Erlang was designed inside Ericsson in the 1980s to program telephone switches — systems that absolutely cannot go down. The language's core features reflect this: lightweight processes that crash independently, supervisors that restart failed processes automatically, and hot code upgrades that update running systems without a single dropped call.

WhatsApp handled 900 million users with a team of 50 engineers, largely because Erlang's concurrency model scales almost linearly. RabbitMQ, CouchDB, and ejabberd are built on Erlang.

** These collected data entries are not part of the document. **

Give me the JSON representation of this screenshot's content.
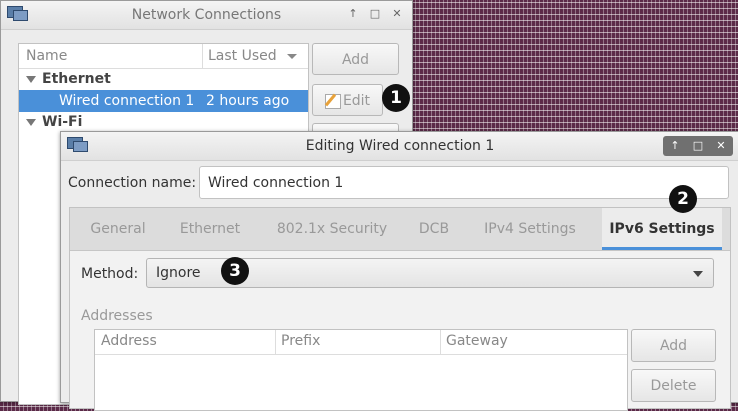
{
  "network_window": {
    "title": "Network Connections",
    "columns": {
      "name": "Name",
      "last_used": "Last Used"
    },
    "groups": [
      {
        "label": "Ethernet",
        "connections": [
          {
            "name": "Wired connection 1",
            "last_used": "2 hours ago"
          }
        ]
      },
      {
        "label": "Wi-Fi"
      }
    ],
    "buttons": {
      "add": "Add",
      "edit": "Edit"
    }
  },
  "editor_window": {
    "title": "Editing Wired connection 1",
    "connection_name_label": "Connection name:",
    "connection_name_value": "Wired connection 1",
    "tabs": [
      "General",
      "Ethernet",
      "802.1x Security",
      "DCB",
      "IPv4 Settings",
      "IPv6 Settings"
    ],
    "active_tab": "IPv6 Settings",
    "method_label": "Method:",
    "method_value": "Ignore",
    "addresses_label": "Addresses",
    "address_columns": [
      "Address",
      "Prefix",
      "Gateway"
    ],
    "buttons": {
      "add": "Add",
      "delete": "Delete"
    }
  },
  "callouts": [
    "1",
    "2",
    "3"
  ],
  "colors": {
    "selection": "#4a90d9",
    "tab_underline": "#4a90d9",
    "desktop": "#5b2a48"
  }
}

The language proves that boring, reliable technology can run the world's most demanding systems.

Erlang's syntax is unusual — influenced by Prolog, with pattern matching, atoms, and a period-terminated clause structure that surprises newcomers. The OTP (Open Telecom Platform) framework provides battle-tested patterns for building fault-tolerant systems. Most new projects in this ecosystem choose Elixir (modern syntax, same runtime), but Erlang itself remains essential for understanding and maintaining existing systems.

Technical details
Full Name
Erlang Source
MIME Type
text/x-erlang
Developer
Ericsson (Joe Armstrong et al.)
Magic Bytes
N/A
Safety
.erl requires caution. Source code file. Safe to read.
What opens it
VS Code (+ Erlang extension)
FREE Windows / Mac / Linux
Any text editor
FREE Windows / Mac / Linux
FAQ
Is Erlang still relevant?
Absolutely. WhatsApp, RabbitMQ, CouchDB, and many telecom systems run on Erlang. New projects often choose Elixir (same runtime, modern syntax), but Erlang itself is actively maintained and deeply embedded in critical infrastructure.
What makes Erlang fault-tolerant?
Lightweight isolated processes, supervisor trees that restart crashed processes, hot code loading for updates without downtime, and a 'let it crash' philosophy where errors are handled by restarting clean rather than defensive coding.